BERITA TERKINI
Ketegangan Timur Tengah Tekan Ekonomi Global, Risiko Inflasi Kembali Meningkat

Ketegangan Timur Tengah Tekan Ekonomi Global, Risiko Inflasi Kembali Meningkat

Ketegangan geopolitik di Timur Tengah kembali menempatkan ekonomi global dalam posisi rentan. Eskalasi konflik yang melibatkan Iran serta negara-negara Barat memicu kekhawatiran terhadap stabilitas harga energi, laju inflasi global, dan prospek pertumbuhan ekonomi dunia.

Sejumlah lembaga keuangan dan organisasi internasional menilai dampak ekonomi dari konflik ini sangat ditentukan oleh lamanya perang serta seberapa besar gangguan yang terjadi pada pasokan energi global. Jika konflik berlarut, lonjakan harga minyak dan gas berpotensi menekan pertumbuhan ekonomi dunia sekaligus memperburuk tekanan inflasi.

Berbagai laporan menyebut pasar global mulai merespons ketegangan tersebut melalui kenaikan harga energi, meningkatnya volatilitas pasar keuangan, serta bertambahnya ketidakpastian terkait kebijakan moneter.

Harga energi menjadi titik rawan

Pasar energi menjadi salah satu jalur utama yang membuat konflik Timur Tengah berdampak besar pada ekonomi global. Kawasan ini merupakan pusat produksi minyak dan gas dunia sekaligus jalur distribusi energi penting bagi banyak negara.

Konflik yang melibatkan Iran dinilai berpotensi mengganggu jalur perdagangan energi strategis seperti Selat Hormuz, yang selama ini menjadi rute utama distribusi minyak global. Sekitar 20 persen pasokan minyak dunia yang diperdagangkan melalui laut melewati jalur tersebut, sehingga gangguan apa pun dapat memicu lonjakan harga energi secara cepat.

Serangan militer dan aksi balasan sejak akhir Februari 2026 telah mendorong kenaikan harga minyak. Harga minyak mentah Brent dilaporkan melonjak sekitar 10 hingga 13 persen, dari sekitar 70 dollar AS per barel menjadi lebih dari 80 dollar AS dalam hitungan hari. Saat ini, harga minyak mentah Brent berada di kisaran 92 dollar AS per barel.

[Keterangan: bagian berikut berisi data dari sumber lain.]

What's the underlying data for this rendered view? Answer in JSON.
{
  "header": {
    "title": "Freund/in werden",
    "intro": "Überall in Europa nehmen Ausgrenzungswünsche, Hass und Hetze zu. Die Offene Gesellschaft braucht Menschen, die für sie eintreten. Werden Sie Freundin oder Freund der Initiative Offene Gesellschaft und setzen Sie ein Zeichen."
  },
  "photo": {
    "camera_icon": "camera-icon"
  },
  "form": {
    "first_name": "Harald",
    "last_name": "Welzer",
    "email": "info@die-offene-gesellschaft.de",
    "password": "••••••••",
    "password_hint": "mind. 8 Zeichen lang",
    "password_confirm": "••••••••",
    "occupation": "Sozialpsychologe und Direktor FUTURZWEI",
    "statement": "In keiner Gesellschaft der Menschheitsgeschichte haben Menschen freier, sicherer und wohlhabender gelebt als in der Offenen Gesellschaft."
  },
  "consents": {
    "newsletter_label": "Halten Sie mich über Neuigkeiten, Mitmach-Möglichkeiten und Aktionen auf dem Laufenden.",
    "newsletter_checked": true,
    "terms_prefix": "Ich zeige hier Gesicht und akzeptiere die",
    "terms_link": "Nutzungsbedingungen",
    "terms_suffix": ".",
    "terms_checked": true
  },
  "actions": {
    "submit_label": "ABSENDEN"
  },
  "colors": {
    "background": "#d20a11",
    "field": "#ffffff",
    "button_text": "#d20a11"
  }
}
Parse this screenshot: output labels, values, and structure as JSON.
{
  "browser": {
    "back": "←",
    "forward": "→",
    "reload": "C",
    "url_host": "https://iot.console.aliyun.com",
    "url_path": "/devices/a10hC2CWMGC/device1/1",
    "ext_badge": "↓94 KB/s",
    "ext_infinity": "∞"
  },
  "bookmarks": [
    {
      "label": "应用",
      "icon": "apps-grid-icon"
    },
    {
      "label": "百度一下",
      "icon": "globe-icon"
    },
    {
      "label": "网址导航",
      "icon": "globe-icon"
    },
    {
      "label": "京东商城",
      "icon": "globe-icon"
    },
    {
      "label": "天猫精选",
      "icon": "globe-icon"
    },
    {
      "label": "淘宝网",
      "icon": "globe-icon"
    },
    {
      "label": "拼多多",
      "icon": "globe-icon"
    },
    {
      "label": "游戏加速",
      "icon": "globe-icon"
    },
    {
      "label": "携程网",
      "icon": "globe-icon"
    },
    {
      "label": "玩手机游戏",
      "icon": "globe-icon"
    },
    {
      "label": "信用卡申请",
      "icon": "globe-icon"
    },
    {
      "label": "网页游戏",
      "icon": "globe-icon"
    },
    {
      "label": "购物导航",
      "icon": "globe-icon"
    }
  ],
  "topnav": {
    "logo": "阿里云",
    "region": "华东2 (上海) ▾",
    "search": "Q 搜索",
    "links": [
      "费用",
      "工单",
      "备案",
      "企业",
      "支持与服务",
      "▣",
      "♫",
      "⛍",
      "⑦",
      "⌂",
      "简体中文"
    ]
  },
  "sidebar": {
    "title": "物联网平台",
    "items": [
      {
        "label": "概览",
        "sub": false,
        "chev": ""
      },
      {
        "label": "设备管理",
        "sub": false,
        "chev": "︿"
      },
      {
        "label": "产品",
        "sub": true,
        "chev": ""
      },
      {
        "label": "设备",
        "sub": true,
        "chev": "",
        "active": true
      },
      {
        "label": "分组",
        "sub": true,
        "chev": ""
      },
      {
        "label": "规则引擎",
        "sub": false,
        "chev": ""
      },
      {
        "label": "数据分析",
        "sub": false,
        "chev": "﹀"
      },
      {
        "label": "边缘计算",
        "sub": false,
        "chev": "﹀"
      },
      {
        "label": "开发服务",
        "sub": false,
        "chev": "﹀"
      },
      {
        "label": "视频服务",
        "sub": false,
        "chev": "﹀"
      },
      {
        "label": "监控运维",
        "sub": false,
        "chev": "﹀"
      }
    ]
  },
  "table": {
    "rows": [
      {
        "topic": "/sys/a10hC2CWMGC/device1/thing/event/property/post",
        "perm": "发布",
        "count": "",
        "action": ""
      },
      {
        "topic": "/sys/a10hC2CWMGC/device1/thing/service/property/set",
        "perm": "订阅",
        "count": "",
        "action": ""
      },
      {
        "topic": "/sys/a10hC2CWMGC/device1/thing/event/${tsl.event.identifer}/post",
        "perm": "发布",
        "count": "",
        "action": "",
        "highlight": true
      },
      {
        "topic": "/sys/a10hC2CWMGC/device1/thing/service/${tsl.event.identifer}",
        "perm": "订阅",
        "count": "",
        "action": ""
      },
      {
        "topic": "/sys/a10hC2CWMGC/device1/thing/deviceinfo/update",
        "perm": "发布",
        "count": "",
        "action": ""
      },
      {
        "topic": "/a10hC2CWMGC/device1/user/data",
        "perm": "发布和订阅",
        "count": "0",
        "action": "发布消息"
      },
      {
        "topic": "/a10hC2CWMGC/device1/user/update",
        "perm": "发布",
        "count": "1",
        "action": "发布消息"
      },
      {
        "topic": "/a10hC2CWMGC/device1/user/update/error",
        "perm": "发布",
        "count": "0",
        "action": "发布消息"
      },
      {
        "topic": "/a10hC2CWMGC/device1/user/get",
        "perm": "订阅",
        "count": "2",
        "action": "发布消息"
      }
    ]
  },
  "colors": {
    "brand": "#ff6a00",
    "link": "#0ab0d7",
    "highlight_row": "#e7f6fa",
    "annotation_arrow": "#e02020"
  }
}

Kenaikan harga energi itu memunculkan kembali kekhawatiran terhadap inflasi global, mengingat energi merupakan komponen biaya penting bagi berbagai sektor. Dalam salah satu proyeksi yang dikutip Reuters, analis Goldman Sachs memperkirakan lonjakan harga minyak hingga 100 dollar AS per barel dapat menurunkan pertumbuhan ekonomi global sebesar 0,4 poin persentase. Perkiraan tersebut menggambarkan bagaimana perubahan harga energi akibat konflik geopolitik dapat cepat memengaruhi kinerja ekonomi dunia.

Risiko inflasi global meningkat

Lonjakan harga energi menjadi faktor utama yang mendorong naiknya risiko inflasi global. Saat harga minyak dan gas meningkat, biaya produksi dan transportasi ikut naik. Dampaknya kemudian menyebar ke berbagai sektor, termasuk industri manufaktur, logistik, hingga harga pangan.